Décision attendue sur les redevances

C'est aujourd'hui que le Conseil de la radiodiffusion et des télécommunications canadiennes (CRTC) annoncera si les chaînes de télévision généralistes pourront exiger des redevances des compagnies de câble ou de distribution par satellite.

Le CRTC annoncera à 16 h si les chaînes de télévision généraliste comme CTV, TVA et Radio-Canada pourront exiger des redevances des compagnies de câble ou de distribution par satellite.

Devant la baisse de leurs revenus publicitaires et l'augmentation des coûts de production, les grands réseaux de télévision crient famine et misent sur une décision favorable du CRTC pour obtenir de nouveaux revenus.

« Le thème de l'histoire, c'est comment les Canadiens ou l'industrie de la télévision va-t-elle diviser les 50 $ de la facture de câblodiffusion. C'est ça le titre du film », commente Pierre Bélanger, professeur de communication à l'Université d'Ottawa.

Dans les campagnes de publicité, les télévisions généralistes disent que, sans redevances, l'avenir des stations locales est en péril. Les distributeurs, eux, avertissent les consommateurs qu'ils devront payer une « nouvelle taxe » s'ils doivent distribuer des redevances.

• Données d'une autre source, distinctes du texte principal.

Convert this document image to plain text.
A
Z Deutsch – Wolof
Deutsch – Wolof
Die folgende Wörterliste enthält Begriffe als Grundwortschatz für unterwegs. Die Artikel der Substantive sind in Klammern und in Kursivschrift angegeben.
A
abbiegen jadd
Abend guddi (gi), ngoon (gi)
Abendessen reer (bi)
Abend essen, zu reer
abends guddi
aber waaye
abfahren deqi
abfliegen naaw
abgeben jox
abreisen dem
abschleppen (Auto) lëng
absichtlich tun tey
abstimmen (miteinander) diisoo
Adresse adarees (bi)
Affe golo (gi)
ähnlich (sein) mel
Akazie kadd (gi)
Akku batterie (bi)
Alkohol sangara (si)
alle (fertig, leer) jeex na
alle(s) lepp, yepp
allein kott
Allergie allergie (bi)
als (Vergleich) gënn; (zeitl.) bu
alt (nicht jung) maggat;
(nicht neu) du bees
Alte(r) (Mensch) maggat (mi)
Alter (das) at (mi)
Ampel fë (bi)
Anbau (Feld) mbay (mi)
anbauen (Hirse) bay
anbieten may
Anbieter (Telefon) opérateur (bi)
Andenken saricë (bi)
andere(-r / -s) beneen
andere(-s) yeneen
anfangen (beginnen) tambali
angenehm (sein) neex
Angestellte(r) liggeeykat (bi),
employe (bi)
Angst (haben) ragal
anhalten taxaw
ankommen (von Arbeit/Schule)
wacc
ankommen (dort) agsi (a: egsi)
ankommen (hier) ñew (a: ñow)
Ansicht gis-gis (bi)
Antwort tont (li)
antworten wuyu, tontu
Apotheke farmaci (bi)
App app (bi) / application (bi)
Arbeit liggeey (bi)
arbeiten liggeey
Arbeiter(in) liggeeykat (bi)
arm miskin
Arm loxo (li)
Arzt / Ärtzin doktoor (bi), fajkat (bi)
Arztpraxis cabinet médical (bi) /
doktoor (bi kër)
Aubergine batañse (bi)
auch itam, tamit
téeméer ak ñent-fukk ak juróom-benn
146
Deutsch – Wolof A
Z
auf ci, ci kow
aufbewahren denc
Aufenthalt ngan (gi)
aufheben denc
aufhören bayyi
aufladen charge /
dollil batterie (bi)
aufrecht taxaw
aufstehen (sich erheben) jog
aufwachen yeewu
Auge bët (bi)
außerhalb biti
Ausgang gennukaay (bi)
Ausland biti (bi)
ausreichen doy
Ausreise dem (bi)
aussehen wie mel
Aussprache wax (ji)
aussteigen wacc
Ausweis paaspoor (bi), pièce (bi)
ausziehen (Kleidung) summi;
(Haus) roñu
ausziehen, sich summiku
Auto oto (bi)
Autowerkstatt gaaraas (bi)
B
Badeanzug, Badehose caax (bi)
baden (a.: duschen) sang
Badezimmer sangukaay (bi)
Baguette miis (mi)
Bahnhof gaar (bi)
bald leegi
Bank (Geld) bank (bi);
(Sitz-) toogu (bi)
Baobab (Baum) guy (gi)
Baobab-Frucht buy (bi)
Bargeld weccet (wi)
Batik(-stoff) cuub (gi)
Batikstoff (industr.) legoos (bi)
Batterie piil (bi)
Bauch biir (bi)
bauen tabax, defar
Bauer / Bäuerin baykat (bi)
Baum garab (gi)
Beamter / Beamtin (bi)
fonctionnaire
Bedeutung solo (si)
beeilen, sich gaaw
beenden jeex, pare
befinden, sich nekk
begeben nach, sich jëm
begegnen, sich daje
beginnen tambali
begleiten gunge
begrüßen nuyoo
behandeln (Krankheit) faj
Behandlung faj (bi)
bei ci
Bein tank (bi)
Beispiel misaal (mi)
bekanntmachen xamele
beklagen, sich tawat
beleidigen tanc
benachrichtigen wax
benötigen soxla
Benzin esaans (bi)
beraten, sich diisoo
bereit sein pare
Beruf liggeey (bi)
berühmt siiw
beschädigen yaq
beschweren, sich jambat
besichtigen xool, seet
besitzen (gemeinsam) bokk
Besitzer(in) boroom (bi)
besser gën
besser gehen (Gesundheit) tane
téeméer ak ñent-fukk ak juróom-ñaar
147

Tableau des télévisions généralistesTableau des distributeurs de signaux


Selon des données rendues publiques par le CRTC, les réseaux de télévision ont perdu 128 millions de dollars en 2009, une perte de 5,9 % par rapport à l'année précédente.

Les câblodistributeurs et les diffuseurs par satellite ont enregistré des bénéfices de 2,3 milliards, une marge de profits de plus de 25 %.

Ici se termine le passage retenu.